Jordan Neuman (born August 23, 1983) is an American football coach and former player.

==Early life==
Neuman played football as a student at Western Hills High School in Benbrook, Texas. From 2001 to 2004, he was quarterback of the McMurry University football team in the U.S. state of Texas. In 2005, he moved to Germany and played for the Schwäbisch Hall Unicorns in the German Football League. At the same time, he was involved in the club's youth activities and was also the player-coach of the Schwäbisch Hall Renegades baseball team.

==Coaching career==
After the 2008 season, he ended his competitive playing sports career in Schwäbisch Hall and shifted completely to his coaching duties. In 2009 and 2010, Neuman coordinated the offensive play of the Schwäbisch Hall Unicorns as a member of the coaching staff, and from 2011 to 2013 he served in the same capacity for the Vienna Vikings. With the Vienna Vikings, he won the Austrian Football League championship twice as well as the Eurobowl title.

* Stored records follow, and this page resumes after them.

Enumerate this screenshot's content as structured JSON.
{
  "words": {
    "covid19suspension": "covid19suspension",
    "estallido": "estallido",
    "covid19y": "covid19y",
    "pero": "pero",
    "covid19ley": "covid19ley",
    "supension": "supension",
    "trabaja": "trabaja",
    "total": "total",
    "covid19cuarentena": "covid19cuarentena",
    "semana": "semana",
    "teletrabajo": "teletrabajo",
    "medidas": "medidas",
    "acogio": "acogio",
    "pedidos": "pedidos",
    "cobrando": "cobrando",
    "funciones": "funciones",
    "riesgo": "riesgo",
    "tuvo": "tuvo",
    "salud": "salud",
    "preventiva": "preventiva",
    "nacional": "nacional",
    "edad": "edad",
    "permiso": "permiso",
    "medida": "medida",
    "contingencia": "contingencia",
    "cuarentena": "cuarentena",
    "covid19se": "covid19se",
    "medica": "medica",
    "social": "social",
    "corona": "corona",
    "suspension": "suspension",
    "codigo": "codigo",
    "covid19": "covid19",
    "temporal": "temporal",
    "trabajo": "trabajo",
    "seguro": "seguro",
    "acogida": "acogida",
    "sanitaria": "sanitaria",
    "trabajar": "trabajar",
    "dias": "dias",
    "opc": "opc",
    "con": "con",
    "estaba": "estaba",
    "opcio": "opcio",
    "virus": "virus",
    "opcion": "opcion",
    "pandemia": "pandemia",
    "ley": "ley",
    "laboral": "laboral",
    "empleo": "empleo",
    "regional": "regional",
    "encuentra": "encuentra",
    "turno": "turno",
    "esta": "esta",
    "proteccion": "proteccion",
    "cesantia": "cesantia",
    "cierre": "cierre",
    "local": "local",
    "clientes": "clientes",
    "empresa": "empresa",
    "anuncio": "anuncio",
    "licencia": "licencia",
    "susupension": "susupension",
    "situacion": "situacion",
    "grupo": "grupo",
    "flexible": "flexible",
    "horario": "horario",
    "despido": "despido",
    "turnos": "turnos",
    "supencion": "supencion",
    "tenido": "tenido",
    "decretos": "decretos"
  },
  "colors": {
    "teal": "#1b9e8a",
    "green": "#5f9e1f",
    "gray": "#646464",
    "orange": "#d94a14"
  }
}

He returned to the Schwäbisch Hall Unicorns for the 2014 season, working again as offensive coordinator and at the same time in the youth team. In addition, he joined the coaching staff of the German men's national team in 2014, where he took over coaching the players at the quarterback position, including at the 2014 European Championships when the Germans won gold. In March 2021, he became the full-time national coach on a part-time basis. In October 2016, Neuman became Schwäbisch Hall's new head coach, succeeding Siegfried Gehrke. Neuman, whose wife is from Schwäbisch Hall, led the team to win the German championship in 2017 and 2018 after the "Unicorns" had finished second in each of the previous three years. In 2019 and 2021, he finished second in the German championship with the team. In contrast, Neuman achieved his first international success as head coach with the Unicorns in 2021, winning the Central European Football League (CEFL). In addition to his role as head coach of the Schwäbisch Hall Unicorns, Neuman also took charge of the club's youth academy.

From the time he took over until German Bowl XLI in 2019, his team managed a winning streak of 50 consecutive games in the German Football League (main round and playoffs). This streak was longer than that of THW Kiel in the Handball Bundesliga (40 wins from 2011 to 2013) and FC Bayern München in the Football Bundesliga (19 wins in 2013 and 2014). In 2022, Neuman led Schwäbisch Hall to win the German championship for the first time since 2018 and defended the championship title in the CEFL.

In October 2022, Neuman moved to the Stuttgart Surge in the European League of Football (ELF) and led the Surge to reach the 2023 (ELF) championship game before losing. The Surge had gone winless in the 2022 season before Neuman took over.